Electrical Engineering | Clearances for Pad-Mounted Transformers
Electrical Engineering | Clearances for Pad-Mounted Transformers

Electrical Engineering | Clearances for Pad-Mounted Transformers

Posted by Mike Ruff on in Engineering

Many buildings are located in developments, or on sites with underground electrical and tele/data/cable utilities. While the underground services eliminate unattractive overhead pole lines, cabling and transformers, the installation of utility company transformers presents challenges of a different sort.

Utility company transformers are large, generally green in color, and can range from a small box (3’w x 3’d x 2’h) in a residential neighborhood, to a large enclosure with oil-filled cooling fins (7’w x 7’d x 6’h) on a large pre-concrete base.  Often for aesthetic reasons the transformers are located remote from the building, but due to costs associated with the secondary conductors, a transformer may be mounted close to a building.

This article will define some of the requirements for clearances around a transformer, as well requirements for protecting a transformer from vehicular traffic.

Adjacent to buildings, transformers must generally be located in accordance with the following requirements.  First, a transformer must be installed with the front (doors) facing away from the building, with no balconies or overhangs above. The transformer must be accessible to line trucks (size and weight similar to a cement truck), for maintenance or replacement. Generally, a transformer located near a building requires 4ft clearance from the building vertical surfaces, assuming no windows from grade to 18ft. The sides of the transformer must be clear of all objects (including landscaping) for 3ft, and the transformer should be located 10ft horizontally from doors, windows or fire hydrants.

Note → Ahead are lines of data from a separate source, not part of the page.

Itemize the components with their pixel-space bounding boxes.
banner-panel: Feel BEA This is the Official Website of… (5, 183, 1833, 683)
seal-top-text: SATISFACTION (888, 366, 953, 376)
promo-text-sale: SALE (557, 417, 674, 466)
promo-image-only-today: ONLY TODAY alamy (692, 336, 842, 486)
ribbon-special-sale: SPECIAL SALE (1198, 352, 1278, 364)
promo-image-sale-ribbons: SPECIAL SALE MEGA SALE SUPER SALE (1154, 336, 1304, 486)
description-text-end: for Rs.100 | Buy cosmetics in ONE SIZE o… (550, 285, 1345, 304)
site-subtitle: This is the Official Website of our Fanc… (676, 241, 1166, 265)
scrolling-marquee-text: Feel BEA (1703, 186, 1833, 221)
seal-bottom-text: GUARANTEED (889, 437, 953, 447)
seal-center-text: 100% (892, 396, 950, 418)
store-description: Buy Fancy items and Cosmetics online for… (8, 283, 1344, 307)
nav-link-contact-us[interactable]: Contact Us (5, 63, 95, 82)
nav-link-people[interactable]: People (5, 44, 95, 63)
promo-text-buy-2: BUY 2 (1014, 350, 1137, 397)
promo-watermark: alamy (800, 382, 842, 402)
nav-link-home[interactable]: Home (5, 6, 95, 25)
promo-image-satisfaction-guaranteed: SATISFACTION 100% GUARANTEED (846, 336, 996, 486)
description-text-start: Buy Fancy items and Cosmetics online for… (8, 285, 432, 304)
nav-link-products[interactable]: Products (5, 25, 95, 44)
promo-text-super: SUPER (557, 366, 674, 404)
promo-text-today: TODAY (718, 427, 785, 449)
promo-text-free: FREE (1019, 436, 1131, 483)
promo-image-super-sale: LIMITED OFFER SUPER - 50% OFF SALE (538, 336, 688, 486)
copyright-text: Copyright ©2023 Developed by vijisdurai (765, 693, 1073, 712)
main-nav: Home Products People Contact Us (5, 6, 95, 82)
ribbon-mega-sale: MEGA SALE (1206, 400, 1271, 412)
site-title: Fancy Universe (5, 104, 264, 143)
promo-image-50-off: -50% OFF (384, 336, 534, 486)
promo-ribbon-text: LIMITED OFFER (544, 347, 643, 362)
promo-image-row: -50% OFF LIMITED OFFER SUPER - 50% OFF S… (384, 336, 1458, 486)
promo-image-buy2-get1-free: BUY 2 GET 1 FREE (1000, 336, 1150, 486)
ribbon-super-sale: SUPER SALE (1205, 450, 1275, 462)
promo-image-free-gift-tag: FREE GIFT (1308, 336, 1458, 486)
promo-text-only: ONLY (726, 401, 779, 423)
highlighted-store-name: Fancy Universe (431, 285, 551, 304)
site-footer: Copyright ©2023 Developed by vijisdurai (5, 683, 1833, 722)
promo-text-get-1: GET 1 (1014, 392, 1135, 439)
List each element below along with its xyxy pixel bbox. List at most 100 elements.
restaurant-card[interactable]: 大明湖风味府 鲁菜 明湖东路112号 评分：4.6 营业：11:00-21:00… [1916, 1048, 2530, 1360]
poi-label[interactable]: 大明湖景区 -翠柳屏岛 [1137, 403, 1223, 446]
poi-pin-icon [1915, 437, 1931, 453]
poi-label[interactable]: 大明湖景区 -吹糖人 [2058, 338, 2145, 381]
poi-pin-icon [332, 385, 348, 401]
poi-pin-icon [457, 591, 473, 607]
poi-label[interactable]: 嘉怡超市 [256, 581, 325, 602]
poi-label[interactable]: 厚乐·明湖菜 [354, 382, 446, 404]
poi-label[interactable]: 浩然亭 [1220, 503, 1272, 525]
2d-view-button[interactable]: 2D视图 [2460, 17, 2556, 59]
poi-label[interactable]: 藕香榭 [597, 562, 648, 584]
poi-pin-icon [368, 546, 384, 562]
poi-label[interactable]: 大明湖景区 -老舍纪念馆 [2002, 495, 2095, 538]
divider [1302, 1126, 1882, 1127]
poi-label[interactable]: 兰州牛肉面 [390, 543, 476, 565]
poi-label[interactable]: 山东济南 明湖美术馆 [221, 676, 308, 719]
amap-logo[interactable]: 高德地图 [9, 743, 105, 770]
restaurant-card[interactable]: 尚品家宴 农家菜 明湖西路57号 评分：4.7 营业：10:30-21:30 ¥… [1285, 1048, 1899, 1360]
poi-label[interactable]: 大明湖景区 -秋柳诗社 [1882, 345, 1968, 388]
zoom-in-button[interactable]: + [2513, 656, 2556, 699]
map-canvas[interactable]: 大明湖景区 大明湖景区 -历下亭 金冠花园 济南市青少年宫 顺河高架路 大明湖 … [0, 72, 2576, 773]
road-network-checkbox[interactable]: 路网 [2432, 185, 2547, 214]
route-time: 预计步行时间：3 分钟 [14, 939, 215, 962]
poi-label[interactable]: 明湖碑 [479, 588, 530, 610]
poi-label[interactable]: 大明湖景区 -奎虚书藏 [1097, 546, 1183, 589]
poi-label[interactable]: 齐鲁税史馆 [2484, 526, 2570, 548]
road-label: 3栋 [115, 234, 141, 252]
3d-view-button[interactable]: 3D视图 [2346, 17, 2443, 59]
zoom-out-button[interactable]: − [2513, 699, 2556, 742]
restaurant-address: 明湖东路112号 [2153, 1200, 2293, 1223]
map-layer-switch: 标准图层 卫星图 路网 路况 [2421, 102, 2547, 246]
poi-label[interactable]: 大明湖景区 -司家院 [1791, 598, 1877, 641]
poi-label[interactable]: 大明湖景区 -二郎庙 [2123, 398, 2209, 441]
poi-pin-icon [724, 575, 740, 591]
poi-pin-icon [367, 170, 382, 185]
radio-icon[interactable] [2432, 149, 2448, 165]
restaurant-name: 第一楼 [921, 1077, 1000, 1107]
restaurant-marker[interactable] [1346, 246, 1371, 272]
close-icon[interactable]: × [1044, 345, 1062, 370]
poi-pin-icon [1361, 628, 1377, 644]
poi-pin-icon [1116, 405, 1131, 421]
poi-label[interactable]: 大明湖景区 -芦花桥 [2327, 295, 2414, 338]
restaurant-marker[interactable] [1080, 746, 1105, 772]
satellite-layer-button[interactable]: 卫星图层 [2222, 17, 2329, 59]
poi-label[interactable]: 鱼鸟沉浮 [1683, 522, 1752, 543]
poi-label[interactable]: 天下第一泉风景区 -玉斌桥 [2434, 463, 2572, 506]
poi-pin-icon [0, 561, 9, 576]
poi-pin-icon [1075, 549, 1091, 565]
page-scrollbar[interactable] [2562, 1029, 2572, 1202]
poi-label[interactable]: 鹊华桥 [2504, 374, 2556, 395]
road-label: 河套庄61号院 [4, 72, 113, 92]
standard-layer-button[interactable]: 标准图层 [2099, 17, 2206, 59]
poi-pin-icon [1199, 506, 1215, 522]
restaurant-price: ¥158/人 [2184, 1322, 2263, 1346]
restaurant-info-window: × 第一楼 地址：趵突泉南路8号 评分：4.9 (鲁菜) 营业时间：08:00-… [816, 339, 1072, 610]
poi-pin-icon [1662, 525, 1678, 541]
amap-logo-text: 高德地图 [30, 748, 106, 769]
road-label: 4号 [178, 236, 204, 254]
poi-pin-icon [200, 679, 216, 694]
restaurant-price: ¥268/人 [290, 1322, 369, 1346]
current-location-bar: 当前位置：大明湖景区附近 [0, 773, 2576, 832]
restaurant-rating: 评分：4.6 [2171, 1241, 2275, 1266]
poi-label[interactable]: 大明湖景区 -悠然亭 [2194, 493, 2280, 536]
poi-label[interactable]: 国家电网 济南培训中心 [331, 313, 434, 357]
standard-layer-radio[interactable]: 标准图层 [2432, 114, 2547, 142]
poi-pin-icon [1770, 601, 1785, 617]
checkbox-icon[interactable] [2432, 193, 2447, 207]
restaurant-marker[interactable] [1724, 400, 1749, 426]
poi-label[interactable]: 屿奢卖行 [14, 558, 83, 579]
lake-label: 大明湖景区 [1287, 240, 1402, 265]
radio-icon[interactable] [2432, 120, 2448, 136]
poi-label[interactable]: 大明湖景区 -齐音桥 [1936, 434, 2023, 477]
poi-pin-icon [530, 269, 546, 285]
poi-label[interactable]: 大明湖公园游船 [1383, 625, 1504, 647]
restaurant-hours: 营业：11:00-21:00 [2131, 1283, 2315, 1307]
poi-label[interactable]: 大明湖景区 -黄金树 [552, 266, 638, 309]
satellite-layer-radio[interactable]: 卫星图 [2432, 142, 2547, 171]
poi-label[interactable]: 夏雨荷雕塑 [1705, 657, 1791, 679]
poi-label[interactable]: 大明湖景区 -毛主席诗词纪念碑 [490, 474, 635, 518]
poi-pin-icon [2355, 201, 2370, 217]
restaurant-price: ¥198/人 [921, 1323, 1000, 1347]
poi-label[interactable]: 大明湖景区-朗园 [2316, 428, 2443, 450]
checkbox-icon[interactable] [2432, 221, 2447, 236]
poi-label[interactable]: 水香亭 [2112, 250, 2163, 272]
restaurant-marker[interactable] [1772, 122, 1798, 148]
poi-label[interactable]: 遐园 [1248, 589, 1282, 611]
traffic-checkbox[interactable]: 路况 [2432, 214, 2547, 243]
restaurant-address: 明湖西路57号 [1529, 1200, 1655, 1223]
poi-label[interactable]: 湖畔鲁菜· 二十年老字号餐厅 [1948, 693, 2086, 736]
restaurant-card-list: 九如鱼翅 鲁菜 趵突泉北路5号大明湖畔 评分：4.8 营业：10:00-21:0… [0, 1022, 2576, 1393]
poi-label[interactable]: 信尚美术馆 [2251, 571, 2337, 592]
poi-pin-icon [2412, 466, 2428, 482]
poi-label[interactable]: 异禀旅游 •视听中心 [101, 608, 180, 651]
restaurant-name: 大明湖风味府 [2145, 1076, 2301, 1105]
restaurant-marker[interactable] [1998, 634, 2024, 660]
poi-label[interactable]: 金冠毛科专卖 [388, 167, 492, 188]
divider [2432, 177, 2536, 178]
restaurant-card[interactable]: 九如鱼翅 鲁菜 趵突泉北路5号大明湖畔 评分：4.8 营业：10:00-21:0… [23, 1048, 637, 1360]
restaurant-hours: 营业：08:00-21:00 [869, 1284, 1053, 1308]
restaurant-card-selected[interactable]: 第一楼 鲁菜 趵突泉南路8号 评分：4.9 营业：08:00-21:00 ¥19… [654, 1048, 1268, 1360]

The front (door side) of the transformer shall have a clearance of 10ft so that line crews can safely perform maintenance or repairs on the equipment. This required clearance includes landscaping. When encountering landscaping during emergency repairs, the utility can remove the landscaping (not very gently) or leave and await notification the offending vegetation has been removed.  During routine maintenance, the utility will not attempt to work on the transformer until the landscaping has been removed.

Transformers in locations subject to vehicle traffic must be protected, and oftentimes these protections must be in place before the transformer is energized, even during construction.  The vehicle barrier system is relatively simple. A series of bollards located around the transformer, spaced no greater than 54” on center, and located 36” away from transformer are required. Often, the utility company will require these to be painted traffic yellow, where adjacent to parking or roadways. The bollards around the sides and back of the transformer are permanent, made of concrete filled 6” rigid steel conduit, encased in 3”(min) concrete. The permanent bollards shall extend 42” above grade, and extend 54” below grade.  In front of the transformer doors the bollards are required to be removable. The removable bollards are constructed of 6”PVC sleeve , 54” long, and encased in 3” of concrete.  A 96” long section of 5” rigid galvanized steel conduit, with cap, is then slid into the PVC sleeve.

Utility company transformers located on a site must also be located a minimum of 48” from fire hydrants.

Following these simple guidelines will be a good start in meeting utility company requirements. Of course, verifying the local utility requirements prior to construction will help eliminate additional charges, or delays in the installation of the transformer.